I was so disappointed. It was like a family member had done something to me.
I hate that I met him. My life changed for the worse since I met him.
We get a brief note on Cosby’s perspective in all this—largely through a clip of his lawyer, Monique Pressley, appearing on Good Morning America and declaring that “the sheer volume or number of people who are saying a particular thing does not make it true”—but the show is unequivocal about Cosby’s guilt. The many instances of the word “alleged” in the show’s narration read like lawyer-inserted afterthoughts.
Which is a bit ironic, because the law itself is actually a co-star in the show. The special concludes with a brief discussion of the statutes of limitations that prevent the women from taking legal action against Cosby. Some of the women are speaking out, they say, because they want to change the laws that prevent those suits. (Lise-Lotte Lublin recently lobbied, successfully, for such a change in Nevada: The state now allows for the prosecutions of assaults alleged to have occurred as many as 20 years ago.) There is a distinct sense of advocacy here.
But: To what end? Given the familiarity of the stories—given the New York article that went viral this summer, given the fact that Cosby has been effectively tried and condemned in the court of public opinion—what does a special like this end up accomplishing? Does it exploit the women? Does it glibly turn their experiences into entertainment? Does it romanticize what might actually be achieved by “telling one’s story”?
Yes, a little. All of those things, a little. For the most part, though, Cosby: The Women Speak seems aware of the pitfalls it’s navigating. It cannily frames itself not just as a short documentary, but as a kind of extra-earnest reality show. The interviews in it include shots, in their white-washed studio settings, of cameras and rigs and studio umbrellas. The special’s logo, spliced between ad breaks, is its title situated between analog film strips. There’s a tacit acknowledgement, with all this, that any show aired for public consumption on the Arts & Entertainment Network will have an element of exploitation.

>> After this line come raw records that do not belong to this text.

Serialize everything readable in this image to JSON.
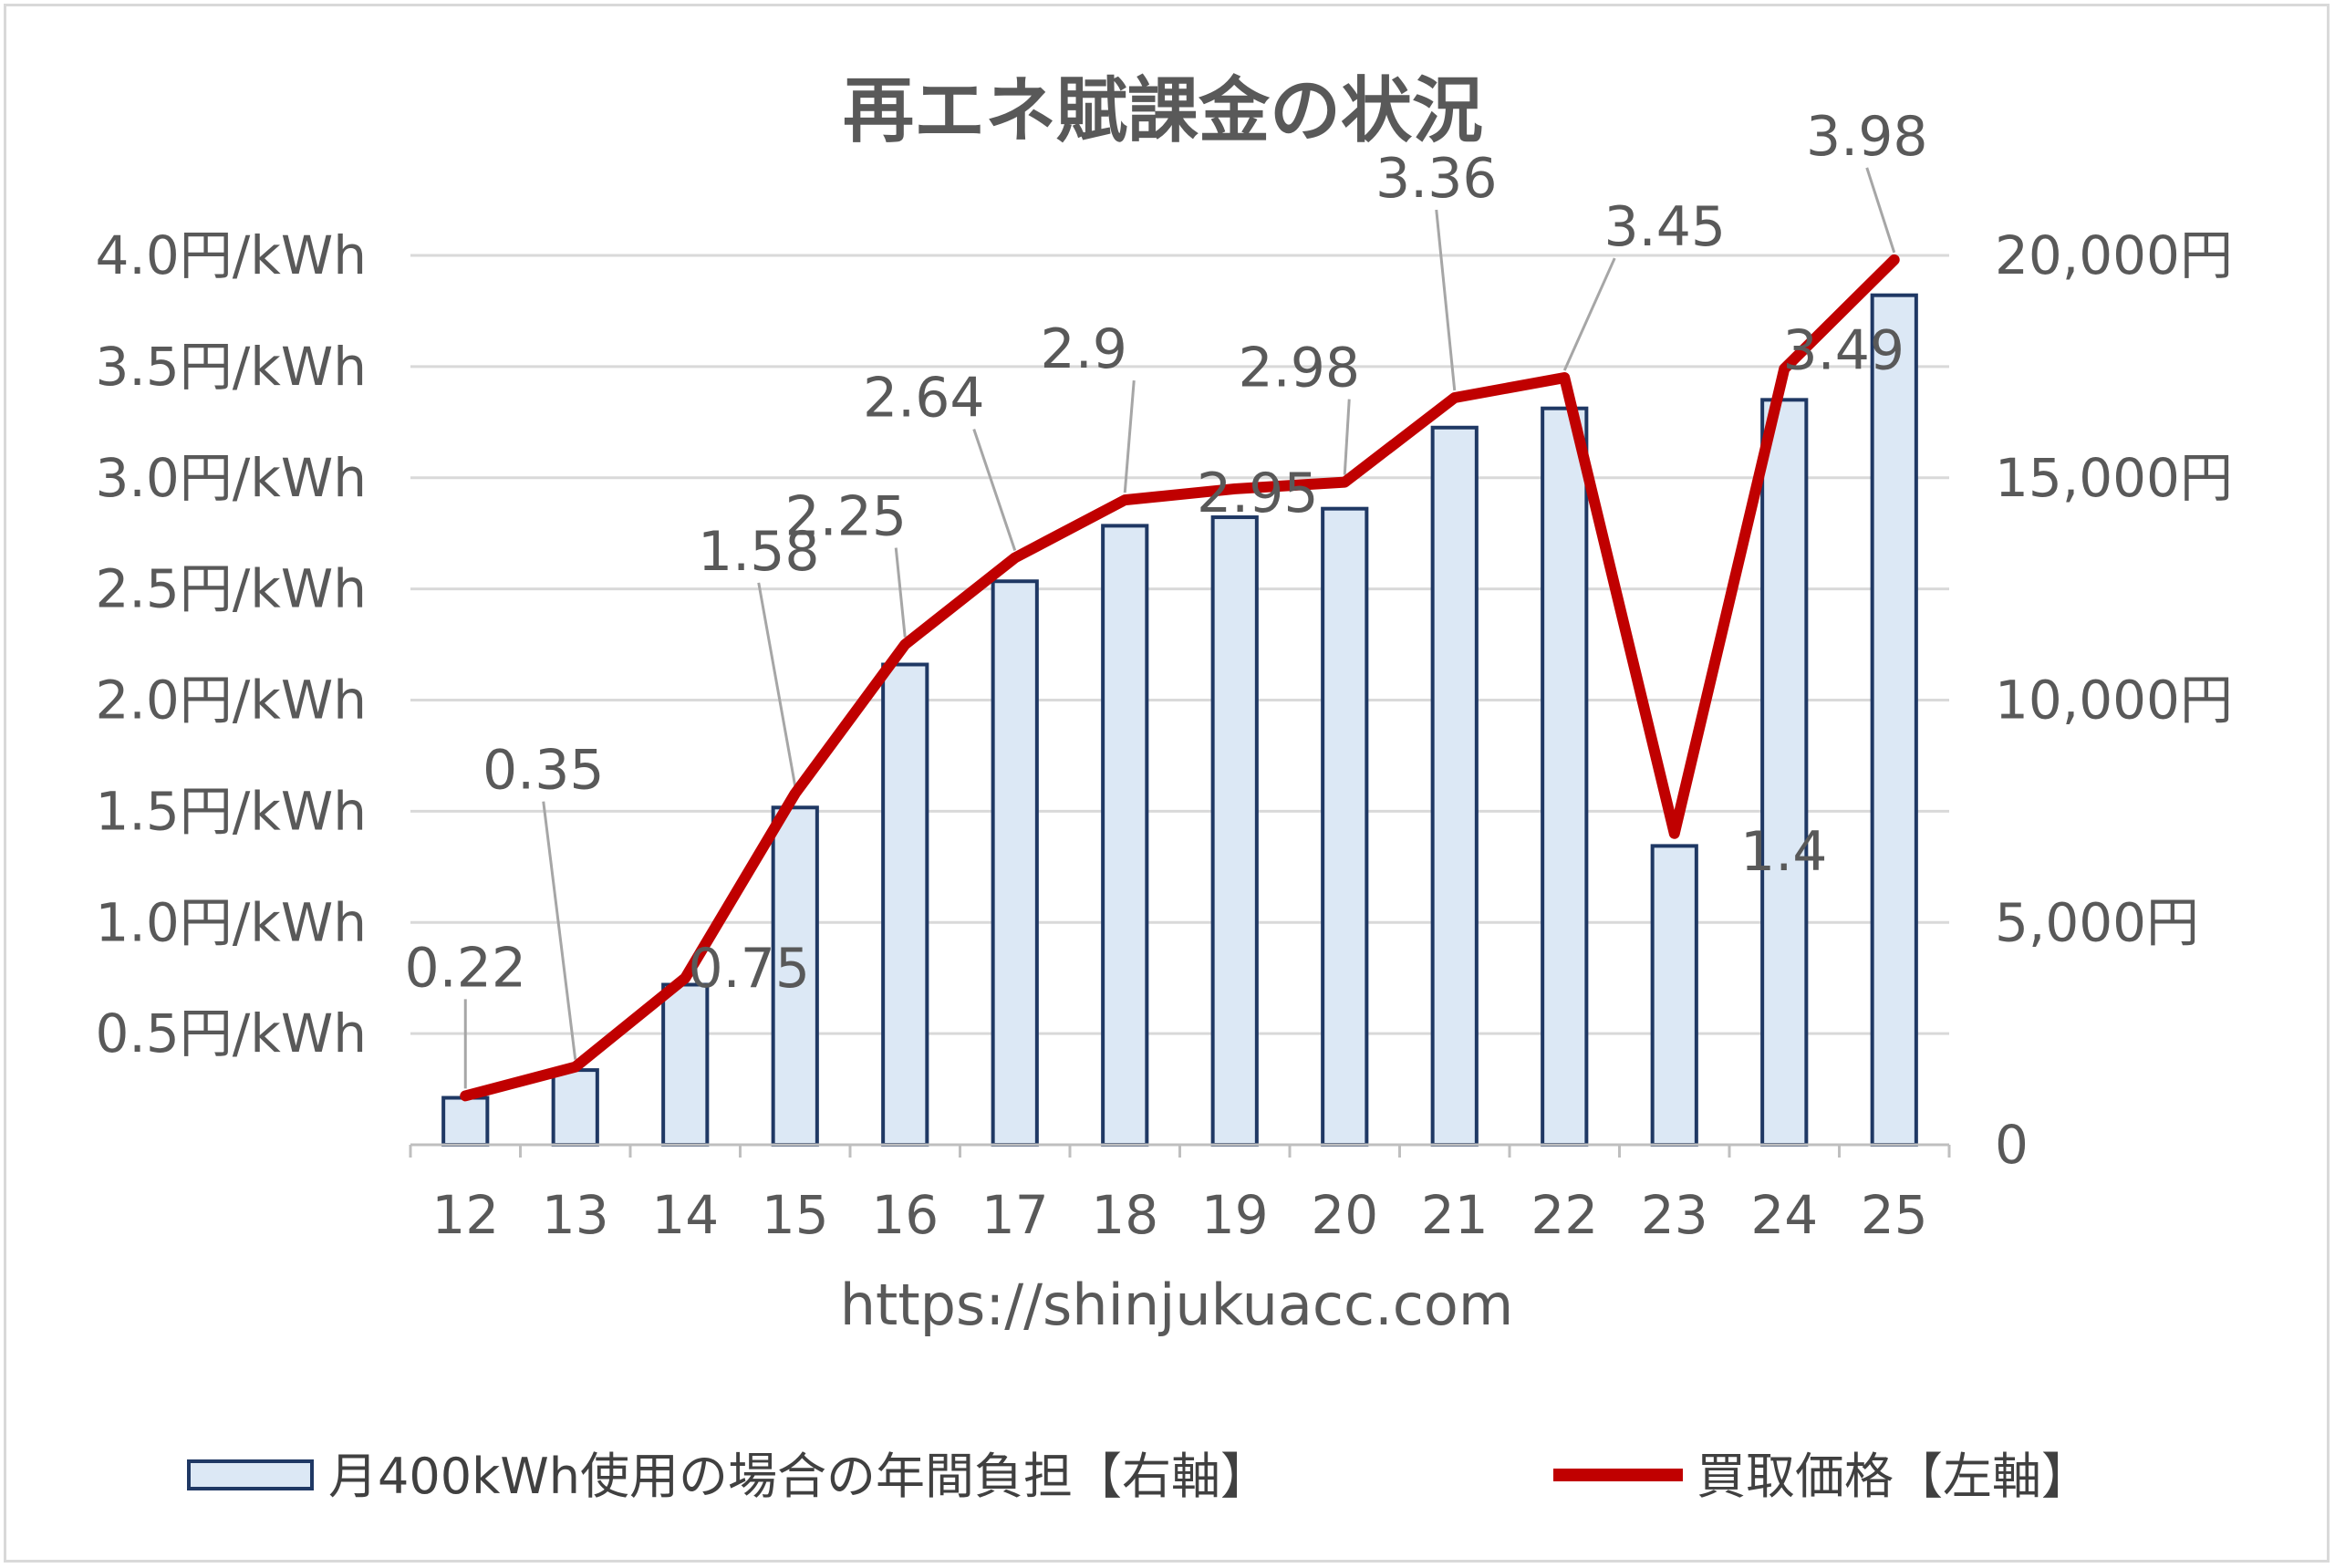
{
  "chart_data": {
    "type": "bar+line",
    "title": "再エネ賦課金の状況",
    "xlabel": "https://shinjukuacc.com",
    "categories": [
      "12",
      "13",
      "14",
      "15",
      "16",
      "17",
      "18",
      "19",
      "20",
      "21",
      "22",
      "23",
      "24",
      "25"
    ],
    "y_left": {
      "ylim": [
        0,
        4.0
      ],
      "ticks": [
        0.5,
        1.0,
        1.5,
        2.0,
        2.5,
        3.0,
        3.5,
        4.0
      ],
      "tick_labels": [
        "0.5円/kWh",
        "1.0円/kWh",
        "1.5円/kWh",
        "2.0円/kWh",
        "2.5円/kWh",
        "3.0円/kWh",
        "3.5円/kWh",
        "4.0円/kWh"
      ]
    },
    "y_right": {
      "ylim": [
        0,
        20000
      ],
      "ticks": [
        0,
        5000,
        10000,
        15000,
        20000
      ],
      "tick_labels": [
        "0",
        "5,000円",
        "10,000円",
        "15,000円",
        "20,000円"
      ]
    },
    "grid": true,
    "legend_position": "bottom",
    "series": [
      {
        "name": "月400kWh使用の場合の年間負担【右軸】",
        "type": "bar",
        "axis": "right",
        "color": "#dce8f5",
        "edge_color": "#1f3864",
        "values": [
          1056,
          1680,
          3600,
          7584,
          10800,
          12672,
          13920,
          14112,
          14304,
          16128,
          16560,
          6720,
          16752,
          19104
        ]
      },
      {
        "name": "買取価格【左軸】",
        "type": "line",
        "axis": "left",
        "color": "#c00000",
        "values": [
          0.22,
          0.35,
          0.75,
          1.58,
          2.25,
          2.64,
          2.9,
          2.95,
          2.98,
          3.36,
          3.45,
          1.4,
          3.49,
          3.98
        ],
        "data_labels": [
          "0.22",
          "0.35",
          "0.75",
          "1.58",
          "2.25",
          "2.64",
          "2.9",
          "2.95",
          "2.98",
          "3.36",
          "3.45",
          "1.4",
          "3.49",
          "3.98"
        ]
      }
    ]
  }
}
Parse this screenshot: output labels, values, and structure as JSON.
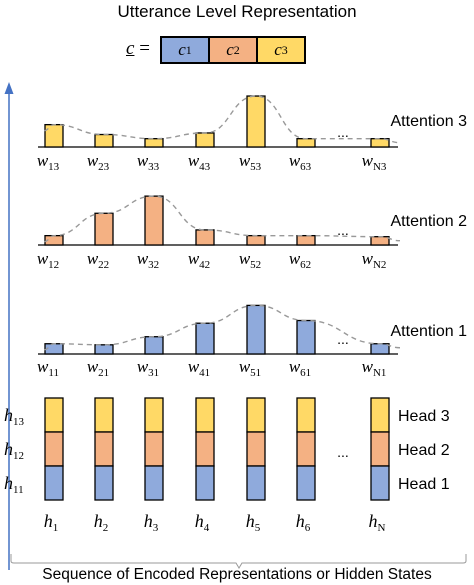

That, ironically, is part of what gives the show its power. The women—many of whom work in Hollywood, many of whom were not believed until their stories became part of a broader, media-driven assumption about Cosby—know better than anyone the transactions involved in justice, when that justice is mandated by the media. They are willing to make those exchanges, their show makes clear, because the alternatives—silence, disbelief, injustice—are worse. The women’s stories may be familiar at this point. That is precisely why they need to be told, and retold, and told again. There’s a sense in all this that complacency was Cosby’s best, if alleged, accomplice.
And so: “We have the right to speak our voice,” Beverly Johnson says. “I don’t need people to validate my opinion and what happened. What I need to do is tell my story.”